Best Practices Can Help Companies Cut Payroll Costs up to 70 Percent - Study

Streamlining data flow and increasing control key to improving processes, Hackett Group research shows

Streamlining data flow and increasing control key to improving processes, Hackett Group study shows

Atlanta, GA  March 3, 2004  Companies with world-class payroll operations can cut payroll costs by up to 70 percent, and streamlining data flow and increasing control is key to improving these processes, according to new research from The Hackett Group.

Enterprises can save millions of dollars in payroll costs each year by adhering to some basic best practices, including streamlining the flow of payroll data, increasing control and creating end-to-end owners for payroll processes, according to research from Hackett, a business advisory firm owned by Answerthink.

The new research, available through Hackett's Payroll Business Advisory Service (BAS), details the payroll practices of world-class companies and provides data and advice about how to obtain similar results. The research bases its results on a survey of nearly 90 large U.S. companies ranging in size from $740 million to $127 billion in revenue.

Among the key findings from the research: world-class companies spend 70 percent less on payroll. Hackett's research shows that fourth-quartile companies spend an average of $407 per employee on payroll, while first-quartile companies spend about 70 percent less, or an average of only $117 per employee.

A breakdown of these costs shows that first-quartile companies spend significantly less in several key areas. In time reporting, first-quartile companies spend an average of 79 percent less than fourth quartile ($28 per employee versus $129). System costs, employee data maintenance and inquiry/response are other areas where the most significant cost gaps exist.

Payroll staffers at first-quartile companies are also enormously more productive than those at fourth-quartile, supporting 3.4 times more employees each (averaging 715 employees per payroll staffer versus 207.6). In time reporting alone, fourth-quartile companies have more than 5 times the number of staff per billion in revenue of first-quartile companies (5.1 staff versus 1.0).

"There are clearly some large gaps here between the best and worst performers, and real opportunities for cost reductions and efficiency improvements," said Hackett Business Advisor Allison Caron. "A company with 27,000 employees can save nearly $8 million each year by moving from average fourth-quartile to average first-quartile in payroll. That's significant."

In addition, Hackett's research showed that streamlining data flow and increasing control is key. The research showed dramatic contrasts between first-quartile and fourth-quartile companies in terms of the number of pay and time codes they rely on, and how they have simplified processes and leveraged systems to push data through their systems much more efficiently.

Fourth-quartile companies use 2.8 times more pay and time codes than first-quartile companies.

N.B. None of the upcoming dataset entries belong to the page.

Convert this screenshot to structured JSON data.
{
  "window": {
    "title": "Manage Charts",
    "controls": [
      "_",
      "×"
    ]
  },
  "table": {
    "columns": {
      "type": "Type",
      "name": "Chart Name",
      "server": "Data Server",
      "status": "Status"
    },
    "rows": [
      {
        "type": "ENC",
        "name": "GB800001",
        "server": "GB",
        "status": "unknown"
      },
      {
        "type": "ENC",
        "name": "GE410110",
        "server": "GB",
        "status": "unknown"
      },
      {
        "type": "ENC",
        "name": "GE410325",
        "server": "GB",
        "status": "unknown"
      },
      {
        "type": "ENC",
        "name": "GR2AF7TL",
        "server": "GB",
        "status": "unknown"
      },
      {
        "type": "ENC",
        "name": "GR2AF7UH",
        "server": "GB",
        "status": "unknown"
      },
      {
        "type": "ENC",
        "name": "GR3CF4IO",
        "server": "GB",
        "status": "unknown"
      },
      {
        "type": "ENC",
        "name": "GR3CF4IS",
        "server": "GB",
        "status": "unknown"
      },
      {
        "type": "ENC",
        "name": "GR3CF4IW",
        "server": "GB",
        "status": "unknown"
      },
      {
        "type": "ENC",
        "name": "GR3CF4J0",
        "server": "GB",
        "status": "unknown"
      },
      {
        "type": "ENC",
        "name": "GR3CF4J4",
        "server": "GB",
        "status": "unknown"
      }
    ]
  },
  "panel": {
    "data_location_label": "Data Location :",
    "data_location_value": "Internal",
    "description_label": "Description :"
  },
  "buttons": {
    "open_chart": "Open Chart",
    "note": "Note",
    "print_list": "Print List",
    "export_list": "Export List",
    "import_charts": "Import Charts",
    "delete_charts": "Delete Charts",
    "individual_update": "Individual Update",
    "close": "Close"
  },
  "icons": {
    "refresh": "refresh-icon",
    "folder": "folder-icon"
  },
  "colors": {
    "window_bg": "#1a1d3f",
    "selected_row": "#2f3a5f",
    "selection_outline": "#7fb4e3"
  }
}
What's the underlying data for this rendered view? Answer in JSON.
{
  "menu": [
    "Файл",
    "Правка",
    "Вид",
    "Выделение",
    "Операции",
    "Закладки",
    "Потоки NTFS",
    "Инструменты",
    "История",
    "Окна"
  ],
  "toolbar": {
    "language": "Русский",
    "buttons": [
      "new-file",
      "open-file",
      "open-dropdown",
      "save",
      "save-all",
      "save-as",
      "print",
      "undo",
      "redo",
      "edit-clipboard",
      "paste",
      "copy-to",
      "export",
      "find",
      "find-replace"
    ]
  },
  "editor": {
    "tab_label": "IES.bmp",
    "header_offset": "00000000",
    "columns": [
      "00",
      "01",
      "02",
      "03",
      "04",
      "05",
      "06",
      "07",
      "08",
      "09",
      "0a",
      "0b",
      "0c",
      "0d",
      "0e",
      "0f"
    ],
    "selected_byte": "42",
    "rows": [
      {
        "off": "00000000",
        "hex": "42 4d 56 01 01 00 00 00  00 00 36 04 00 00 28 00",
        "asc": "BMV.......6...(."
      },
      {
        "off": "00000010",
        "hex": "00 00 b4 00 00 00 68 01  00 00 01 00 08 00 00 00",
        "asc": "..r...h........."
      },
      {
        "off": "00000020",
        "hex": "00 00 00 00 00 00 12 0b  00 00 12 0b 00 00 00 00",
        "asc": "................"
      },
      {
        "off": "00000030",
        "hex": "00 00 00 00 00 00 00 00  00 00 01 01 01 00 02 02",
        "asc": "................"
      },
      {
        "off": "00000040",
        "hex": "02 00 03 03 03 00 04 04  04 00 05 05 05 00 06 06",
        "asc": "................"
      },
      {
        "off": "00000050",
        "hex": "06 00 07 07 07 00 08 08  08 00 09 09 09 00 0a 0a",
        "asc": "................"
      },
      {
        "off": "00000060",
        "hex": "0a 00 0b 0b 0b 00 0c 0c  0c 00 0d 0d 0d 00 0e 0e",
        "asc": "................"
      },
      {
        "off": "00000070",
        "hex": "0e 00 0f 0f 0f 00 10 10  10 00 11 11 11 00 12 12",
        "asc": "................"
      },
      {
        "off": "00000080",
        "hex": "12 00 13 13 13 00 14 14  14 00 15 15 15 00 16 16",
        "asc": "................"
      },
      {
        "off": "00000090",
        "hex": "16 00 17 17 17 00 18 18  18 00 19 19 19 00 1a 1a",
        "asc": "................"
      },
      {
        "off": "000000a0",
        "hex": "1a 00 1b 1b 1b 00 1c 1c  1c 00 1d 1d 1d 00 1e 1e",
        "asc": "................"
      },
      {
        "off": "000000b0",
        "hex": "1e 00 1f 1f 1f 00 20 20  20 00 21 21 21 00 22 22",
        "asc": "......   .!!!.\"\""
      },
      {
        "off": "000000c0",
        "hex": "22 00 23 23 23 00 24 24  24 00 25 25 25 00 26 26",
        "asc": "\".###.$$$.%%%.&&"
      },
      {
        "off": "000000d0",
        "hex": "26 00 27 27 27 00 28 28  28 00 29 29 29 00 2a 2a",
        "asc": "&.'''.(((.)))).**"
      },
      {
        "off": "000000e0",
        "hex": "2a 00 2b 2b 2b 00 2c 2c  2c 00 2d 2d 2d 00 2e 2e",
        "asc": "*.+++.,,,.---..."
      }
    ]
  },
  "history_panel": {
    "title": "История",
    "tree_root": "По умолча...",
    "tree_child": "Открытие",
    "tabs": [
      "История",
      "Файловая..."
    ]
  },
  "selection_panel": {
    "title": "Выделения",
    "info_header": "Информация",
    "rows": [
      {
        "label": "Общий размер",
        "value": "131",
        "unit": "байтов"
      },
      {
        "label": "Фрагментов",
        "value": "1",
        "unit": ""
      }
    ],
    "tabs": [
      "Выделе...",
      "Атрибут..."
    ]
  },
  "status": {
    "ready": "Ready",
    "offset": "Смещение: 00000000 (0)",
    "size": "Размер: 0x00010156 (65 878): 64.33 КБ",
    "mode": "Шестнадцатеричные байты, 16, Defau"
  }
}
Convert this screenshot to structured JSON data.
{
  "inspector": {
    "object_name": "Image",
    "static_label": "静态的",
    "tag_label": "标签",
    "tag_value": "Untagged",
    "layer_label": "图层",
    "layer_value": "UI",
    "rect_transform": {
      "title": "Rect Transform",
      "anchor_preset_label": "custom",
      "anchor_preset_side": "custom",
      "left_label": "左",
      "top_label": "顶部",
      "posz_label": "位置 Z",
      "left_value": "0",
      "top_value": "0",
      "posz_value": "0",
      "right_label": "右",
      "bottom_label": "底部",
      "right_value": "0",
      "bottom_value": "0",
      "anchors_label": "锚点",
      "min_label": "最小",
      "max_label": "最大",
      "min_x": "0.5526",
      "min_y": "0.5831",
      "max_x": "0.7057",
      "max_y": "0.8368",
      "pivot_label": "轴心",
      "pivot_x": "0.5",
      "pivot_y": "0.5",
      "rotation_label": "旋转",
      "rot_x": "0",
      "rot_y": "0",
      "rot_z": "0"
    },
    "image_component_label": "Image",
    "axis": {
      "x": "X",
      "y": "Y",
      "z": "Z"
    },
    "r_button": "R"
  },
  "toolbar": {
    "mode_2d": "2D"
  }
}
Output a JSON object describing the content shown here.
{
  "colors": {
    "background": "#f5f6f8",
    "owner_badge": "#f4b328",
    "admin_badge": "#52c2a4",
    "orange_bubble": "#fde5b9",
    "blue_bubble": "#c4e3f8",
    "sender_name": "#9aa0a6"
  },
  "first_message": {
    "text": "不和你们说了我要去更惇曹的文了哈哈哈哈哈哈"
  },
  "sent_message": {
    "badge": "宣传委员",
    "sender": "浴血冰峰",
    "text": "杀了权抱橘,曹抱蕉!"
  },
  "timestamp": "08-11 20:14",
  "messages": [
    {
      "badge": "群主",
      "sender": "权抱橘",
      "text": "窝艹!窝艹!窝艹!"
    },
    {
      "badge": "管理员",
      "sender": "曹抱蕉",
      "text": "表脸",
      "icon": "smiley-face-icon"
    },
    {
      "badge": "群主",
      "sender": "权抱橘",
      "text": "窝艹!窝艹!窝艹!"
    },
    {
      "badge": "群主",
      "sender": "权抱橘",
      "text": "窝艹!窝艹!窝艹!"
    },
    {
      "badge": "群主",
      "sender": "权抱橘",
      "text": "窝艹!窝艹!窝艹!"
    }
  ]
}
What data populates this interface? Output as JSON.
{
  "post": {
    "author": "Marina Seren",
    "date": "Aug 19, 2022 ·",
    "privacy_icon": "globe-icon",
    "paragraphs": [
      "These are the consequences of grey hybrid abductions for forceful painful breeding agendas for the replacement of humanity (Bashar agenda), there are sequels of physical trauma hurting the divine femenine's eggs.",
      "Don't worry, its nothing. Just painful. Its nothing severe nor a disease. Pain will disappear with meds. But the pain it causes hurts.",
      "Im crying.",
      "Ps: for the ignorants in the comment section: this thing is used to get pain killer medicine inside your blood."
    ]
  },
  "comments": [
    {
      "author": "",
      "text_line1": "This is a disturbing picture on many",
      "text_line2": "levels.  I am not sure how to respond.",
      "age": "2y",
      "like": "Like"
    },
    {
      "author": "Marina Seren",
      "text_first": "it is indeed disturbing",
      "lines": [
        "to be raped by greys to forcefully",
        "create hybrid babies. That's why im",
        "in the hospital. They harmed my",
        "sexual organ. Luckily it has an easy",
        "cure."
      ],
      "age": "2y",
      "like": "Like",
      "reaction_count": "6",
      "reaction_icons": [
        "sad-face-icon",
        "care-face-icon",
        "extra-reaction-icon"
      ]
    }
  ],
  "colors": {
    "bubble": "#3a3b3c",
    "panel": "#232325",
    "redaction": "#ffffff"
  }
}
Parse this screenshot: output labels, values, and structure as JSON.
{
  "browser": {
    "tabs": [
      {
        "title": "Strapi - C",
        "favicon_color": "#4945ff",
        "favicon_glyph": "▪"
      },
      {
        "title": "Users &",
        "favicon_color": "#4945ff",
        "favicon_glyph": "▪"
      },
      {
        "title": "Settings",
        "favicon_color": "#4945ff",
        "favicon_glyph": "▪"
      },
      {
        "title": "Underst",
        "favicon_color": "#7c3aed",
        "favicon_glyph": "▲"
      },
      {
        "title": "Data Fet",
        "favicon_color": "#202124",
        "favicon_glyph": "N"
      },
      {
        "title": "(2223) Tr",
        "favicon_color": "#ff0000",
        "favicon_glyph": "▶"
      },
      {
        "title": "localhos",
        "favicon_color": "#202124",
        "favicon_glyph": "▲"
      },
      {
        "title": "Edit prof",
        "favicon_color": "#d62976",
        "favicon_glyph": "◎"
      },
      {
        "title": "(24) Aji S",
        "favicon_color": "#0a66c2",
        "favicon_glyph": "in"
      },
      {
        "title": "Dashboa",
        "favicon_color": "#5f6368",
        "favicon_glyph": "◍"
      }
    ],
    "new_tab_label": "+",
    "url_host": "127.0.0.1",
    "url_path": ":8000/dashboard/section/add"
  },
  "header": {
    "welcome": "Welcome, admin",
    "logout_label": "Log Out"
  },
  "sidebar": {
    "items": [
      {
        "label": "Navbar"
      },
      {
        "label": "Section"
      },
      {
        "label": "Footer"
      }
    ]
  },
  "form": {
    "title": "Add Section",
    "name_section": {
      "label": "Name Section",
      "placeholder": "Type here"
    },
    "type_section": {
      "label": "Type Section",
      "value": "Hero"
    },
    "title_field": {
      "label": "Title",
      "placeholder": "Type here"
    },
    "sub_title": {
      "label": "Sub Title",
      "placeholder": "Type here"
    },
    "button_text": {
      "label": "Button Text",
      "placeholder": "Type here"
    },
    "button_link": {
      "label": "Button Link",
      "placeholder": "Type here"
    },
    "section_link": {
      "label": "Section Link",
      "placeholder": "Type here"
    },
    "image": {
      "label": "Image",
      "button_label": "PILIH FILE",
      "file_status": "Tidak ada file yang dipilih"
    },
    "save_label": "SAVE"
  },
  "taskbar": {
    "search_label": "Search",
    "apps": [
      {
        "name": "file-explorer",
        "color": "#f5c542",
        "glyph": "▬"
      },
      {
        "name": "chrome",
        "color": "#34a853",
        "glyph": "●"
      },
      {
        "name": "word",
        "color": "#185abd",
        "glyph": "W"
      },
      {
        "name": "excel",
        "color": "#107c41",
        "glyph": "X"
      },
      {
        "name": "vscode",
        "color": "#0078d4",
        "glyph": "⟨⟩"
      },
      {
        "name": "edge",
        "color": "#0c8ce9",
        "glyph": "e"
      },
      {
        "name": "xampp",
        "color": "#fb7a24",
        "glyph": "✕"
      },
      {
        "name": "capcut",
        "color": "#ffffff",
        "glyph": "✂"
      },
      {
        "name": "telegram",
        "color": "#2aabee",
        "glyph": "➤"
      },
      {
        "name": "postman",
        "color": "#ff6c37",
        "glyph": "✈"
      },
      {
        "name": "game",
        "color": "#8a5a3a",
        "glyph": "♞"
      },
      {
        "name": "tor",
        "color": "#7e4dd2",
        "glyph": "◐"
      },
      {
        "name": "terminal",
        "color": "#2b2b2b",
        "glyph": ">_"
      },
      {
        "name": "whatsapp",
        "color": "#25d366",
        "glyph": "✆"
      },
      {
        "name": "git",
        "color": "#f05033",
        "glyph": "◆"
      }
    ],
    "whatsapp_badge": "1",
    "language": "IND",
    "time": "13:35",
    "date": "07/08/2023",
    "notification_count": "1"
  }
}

First-quartile companies are also about 2.5 times more likely to require minimal or no supervisor review of professional employee time, and 61 percent of all first-quartile companies have completely eliminated time reporting for professional employees.

Also, first-quartile companies are almost twice as likely to have flattened the chain of command for payroll and increased the span of control, and are 2.4 times more likely to have realigned payroll sub-processes to provide a single point of control.

"Our leaders are companies that have streamlined the process of capturing data and pushing it through the system," said Caron. "They've taken out unnecessary steps, eliminated multiple reviews, and simplified the management chain."

Caron added that leading companies have improved their front-end time capture mechanisms and have made employees accountable for inputting their own information correctly, eliminating the need for multiple hands in the process as the data goes through the system. "Sub-processes have also been realigned to empower payroll staff and let them take full responsibility to manage their part in the process from end to end," Caron said.

Finally, according to Hackett's research, 77 percent of all first-quartile companies work proactively with their internal customers to differentiate needs from wants, while only 43 percent of fourth-quartile companies make the same claim.

"Payroll managers try to be customer-oriented, but they should also consider when to push back," said Caron. "For example, we've seen companies where the manufacturing organization says they 'need' activity-based costing and multiple levels of approvals. But in reality there are there other, simpler ways to get them what they want that avoid customization, and don't add steps to the process."